# Maxima HP



## pariah (Aug 16, 2003)

Hey all.

I'm planning on buying a 5th Gen Maxima but I want to know if I get a '00 or '01 is there something aftermarket to bump up the HP to equal or pass the '02 or '03?

P


----------



## audtatious (Oct 4, 2003)

An '00-01 5sp manual with all bolt-ons could possibly beat a stock auto '02-03. Remember, you have 222hp ( 227 for '01 AE ) vs 255hp stock. 

Gotta hope the '02-03 is stock


----------



## BlueBOB (Jan 29, 2003)

If you were a stick and the 02/03 was auto and you had a y-pipe, you'd have a pretty good chance. You wouldn't necessarily need all the bolt on to beat one, but that would definitly guarantee you beating a stock one.

I destroy stock auto 00/01. Need to race a manual one...


----------



## audtatious (Oct 4, 2003)

From what I've seen, modified '00-01 manuals with I/E are running anywhere from 14.7-15.0 dependant on weather conditions. I have seen 14.58's listed in good weather with wider/bigger/stickier tires. 

My '02 auto has posted 14.90's stock ( 1/3 tank gas, without removing spare and such ) in high humidity and warmer temps. The track I run at is horrible for a good FWD launch when I had the stock RE92's on ( with bad traction this still equaled a 2.20 60'). Other stock '02 auto's have seen 14.7's in good weather conditions and high 13's/LOW 14's with bolt-ons. 

IMO, you are looking at a drivers race....


----------



## BlueBOB (Jan 29, 2003)

werd... there's a guy in our group with a stick 03 and it's just quick as shit (naturally). I have yet to line up next to any stock or slightly modified 02/03 to see how I do. That guy wouldn't waste his gas on me... haha


----------



## pariah (Aug 16, 2003)

sorry fellas!! I ment can I get my HP up to that of a 02/03 Maxima if I bought a 2000 model. Thanks.


----------



## BlueBOB (Jan 29, 2003)

pariah said:


> *sorry fellas!! I ment can I get my HP up to that of a 02/03 Maxima if I bought a 2000 model. Thanks. *


of course.. I/E should yield you at least 30 fwhp (mainly due to the y-pipe). So, intake, y-pipe, b-pipe, muffler (if you want) will give you a good start. Then you can do a few other small things and get there. It can be done.


----------



## audtatious (Oct 4, 2003)

Y-pipe is good for around 15hp, intake for around 7hp, freeflow cat + B-pipe + muffler is good for maybe another 5hp, UDP would give you possibly another 5hp. Total = 32whp = [email protected] for a grand total of 260hp.

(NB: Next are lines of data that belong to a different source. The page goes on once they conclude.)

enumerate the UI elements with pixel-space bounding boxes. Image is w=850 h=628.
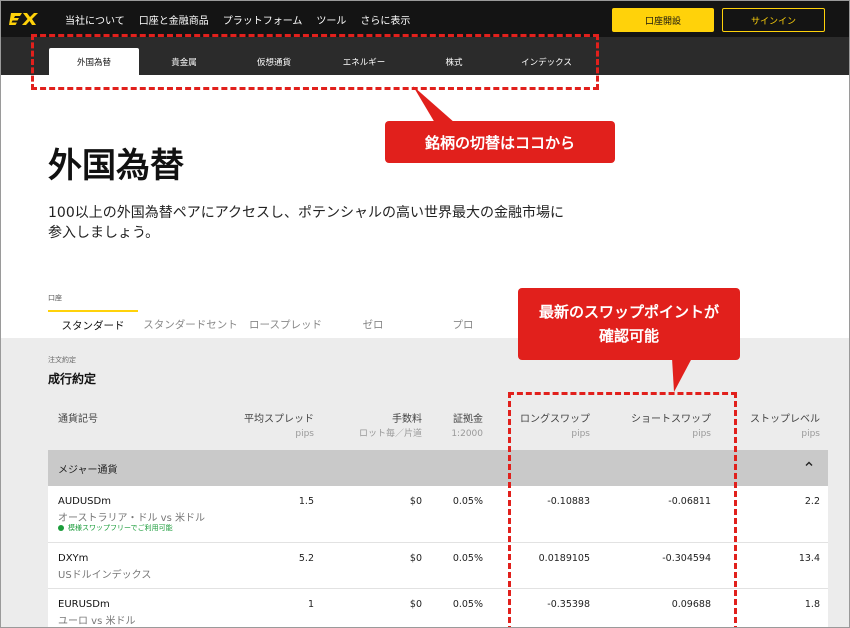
- annotation-callout-tabs: 銘柄の切替はココから: [385, 121, 615, 163]
- row-symbol: DXYm: [58, 553, 89, 564]
- callout1-pointer: [413, 86, 455, 123]
- nav-tools[interactable]: ツール: [316, 12, 346, 27]
- section-label: メジャー通貨: [58, 465, 118, 476]
- row-name: USドルインデックス: [58, 570, 152, 581]
- tab-pro[interactable]: プロ: [418, 310, 508, 338]
- row-stop-level: 13.4: [798, 553, 820, 564]
- row-name: ユーロ vs 米ドル: [58, 616, 136, 627]
- annotation-callout-swap: 最新のスワップポイントが 確認可能: [518, 288, 740, 360]
- row-spread: 5.2: [298, 553, 314, 564]
- tab-standard-cent[interactable]: スタンダードセント: [138, 310, 243, 338]
- sign-in-button[interactable]: サインイン: [722, 8, 825, 32]
- nav-accounts-products[interactable]: 口座と金融商品: [139, 12, 209, 27]
- top-navbar: 当社について 口座と金融商品 プラットフォーム ツール さらに表示 口座開設 サ…: [1, 1, 849, 37]
- page-description: 100以上の外国為替ペアにアクセスし、ポテンシャルの高い世界最大の金融市場に参入…: [48, 205, 565, 241]
- account-label: 口座: [48, 294, 62, 302]
- nav-more[interactable]: さらに表示: [360, 12, 410, 27]
- header-stop-level: ストップレベル pips: [750, 414, 820, 439]
- open-account-button[interactable]: 口座開設: [612, 8, 714, 32]
- nav-about[interactable]: 当社について: [65, 12, 125, 27]
- row-name: オーストラリア・ドル vs 米ドル: [58, 513, 205, 524]
- row-stop-level: 1.8: [804, 599, 820, 610]
- header-margin: 証拠金 1:2000: [451, 414, 483, 439]
- execution-label: 注文約定: [48, 356, 76, 364]
- tab-zero[interactable]: ゼロ: [328, 310, 418, 338]
- row-commission: $0: [409, 553, 422, 564]
- swap-free-note: 模様スワップフリーでご利用可能: [58, 523, 173, 533]
- row-stop-level: 2.2: [804, 496, 820, 507]
- tab-standard[interactable]: スタンダード: [48, 310, 138, 338]
- header-symbol: 通貨記号: [58, 414, 98, 425]
- chevron-up-icon[interactable]: [804, 459, 814, 472]
- annotation-tabs-highlight: [31, 34, 599, 90]
- row-spread: 1.5: [298, 496, 314, 507]
- tab-raw-spread[interactable]: ロースプレッド: [243, 310, 328, 338]
- row-spread: 1: [307, 599, 314, 610]
- header-commission: 手数料 ロット毎／片道: [358, 414, 422, 439]
- nav-platforms[interactable]: プラットフォーム: [223, 12, 303, 27]
- status-dot-icon: [58, 525, 64, 531]
- page-title: 外国為替: [48, 146, 184, 186]
- top-nav-menu: 当社について 口座と金融商品 プラットフォーム ツール さらに表示: [65, 1, 410, 37]
- row-commission: $0: [409, 496, 422, 507]
- execution-type: 成行約定: [48, 372, 97, 386]
- row-margin: 0.05%: [452, 599, 483, 610]
- row-margin: 0.05%: [452, 553, 483, 564]
- annotation-swap-highlight: [508, 392, 737, 628]
- header-spread: 平均スプレッド pips: [244, 414, 314, 439]
- row-symbol: AUDUSDm: [58, 496, 111, 507]
- row-commission: $0: [409, 599, 422, 610]
- row-margin: 0.05%: [452, 496, 483, 507]
- exness-logo-icon[interactable]: [9, 10, 39, 28]
- row-symbol: EURUSDm: [58, 599, 110, 610]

Total for the above would be over $1000. 55-75hp nitrous kit is around $600 without accessories and would easily push you past a stock '02-03......


----------



## pariah (Aug 16, 2003)

cool!! a lot of smart guys here!!Hope to move my plans along soon and get more ideas from you guys!! Thanks BlueBob and audtatious!!

Thanks
P


----------